It's the first day of fall. And I am overjoyed.I'm sitting on the patio of a Starbucks in Roscoe Village, staring up at a cloudless blue sky knowing that in a few hours, I'll be enjoying one of the many perks of being a full-time freelancer: heading to Wrigley Field for a day game, watching the Cubs lose their last home game of 2011. There's a man across the street with a can of spray paint the same color as his city-issued safety vest, blocking traffic and drawing arrows every which way from corner to corner. Sometimes it's best not to ask questions.
I'm shivering in my long-sleeved T-shirt and light scarf but totally unwilling to go inside, breathing in cool air spiked with possibility (and some paint fumes, if I'm lucky, I guess). Wrapped up in this crazy idea that absolutely anything can happen right now. Which is true for every day, every moment, but for now, there's nothing scary about it, nowhere to go but up. And I don't say that because I'm at rock bottom — I'm far from it, actually — but because I choose it. As I sit here sipping my $4 soy chai, it occurs to me that this is goddamn ridiculous. Not the "everything's comin' up Paige" attitude I've adopted, but the fact that I have very little money coming in but still insist on buying this drink nearly every day. At least $100 every month, down the drain with the swipe of a pretty little gold card. My drink orders are not passive transactions like my other — so. many. other. — credit-card purchases: I have to reload the stupid gold card to get my soy upgrade gratis. I know exactly how much I'm spending.
SO, TOMORROW. (Man, I'm terrible at segues from Real Writing to…whatever this is.) Tomorrow night, I will very responsibly take public transportation to the Gold Coast and learn how to slow my roll.
My good friend Nicole, who found herself in a similar self-employed pickle just months after an ill-fated career choice, is the creator of Ms. Career Girl, a fantastic website for young women looking for career and life advice. Nicole is much better than being a grown-up than I am. In addition to the gorgeous website that gives me blog envy every time I visit, she's also started doing live networking events in Chicago. There's another one after work on Thursday evening, Sept. 22 — it starts at 6 p.m. — at Proof. Yes, the nightclub. Yes, I know. Gross.
Here's a look at what to expect at this event, a panel discussion with women who are experts in their fields:
- Home Ownership: How much mortgage can you afford? How much money should you plan on putting down? What if you have a poor credit score?
- Tackling student loans and improving your spending habits
- How to use life insurance as a retirement, college or wedding savings tool (Ed.: I have no idea what this is, this "wedding" you speak of.)
- Owning a home in Chicago: what you need to know about property taxes, special programs and condo associations.
- Why insurance is crucial to long term financial success and building wealth.
- Should you focus on cutting costs or earning more money?
- Why should someone in their twenties have life insurance? What kinds of life insurance are there?
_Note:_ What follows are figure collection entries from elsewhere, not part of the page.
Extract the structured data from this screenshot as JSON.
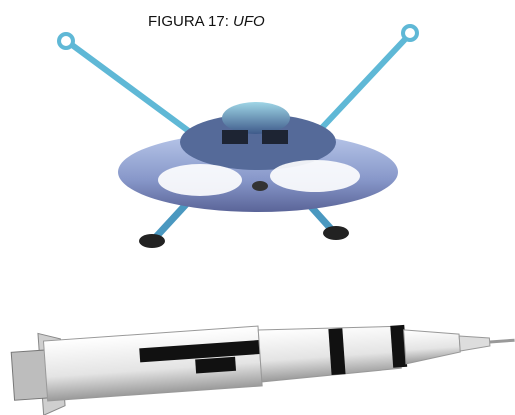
{
  "caption": {
    "label": "FIGURA 17:",
    "name": "UFO"
  }
}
Also, there will be champagne.
Back at Starbucks…I gave up and came inside. I'll tell myself it was because I needed a power outlet. Truthfully, though, hypothermia will not be a good look for me tomorrow night at Proof (though it would seem hyperbole always is). A woman walked in with three little boys, each wearing bicycle helmets and capes. They didn't ride bikes here. Two of them — brothers, I assume — have red and blue vinyl capes and matching bright-green helmets with scales and decals to make them look like dinosaurs; the third has a plain blue helmet, but his cape is made from a silk scarf. He's a paisley superhero. I love them, and I don't even know them. As they stand with their faces pressed to the window, screaming at the top of their little lungs for no good reason, I realize this is a huge part of why I throw money at an automatic espresso machine every morning. Little moments like this. But maybe tonight, I can start to figure out how to balance the moments of people watching and baby dreaming with affording to make those dreams a reality at some point. Reaching? Maybe. But it's true. You should come tomorrow night. We can meet in person. And drink champagne. And learn how to grow up and start saving money. And, you know, buy houses and get married and be successful in the long term. Dear god, the future terrifies me. Even if it is all uphill from here.
Disclosure: Nicole offered me free entry to the event if I wrote about it. So I'm asking you to pay for a ticket, but I'm already going for free. Nyah, nyah, nyah.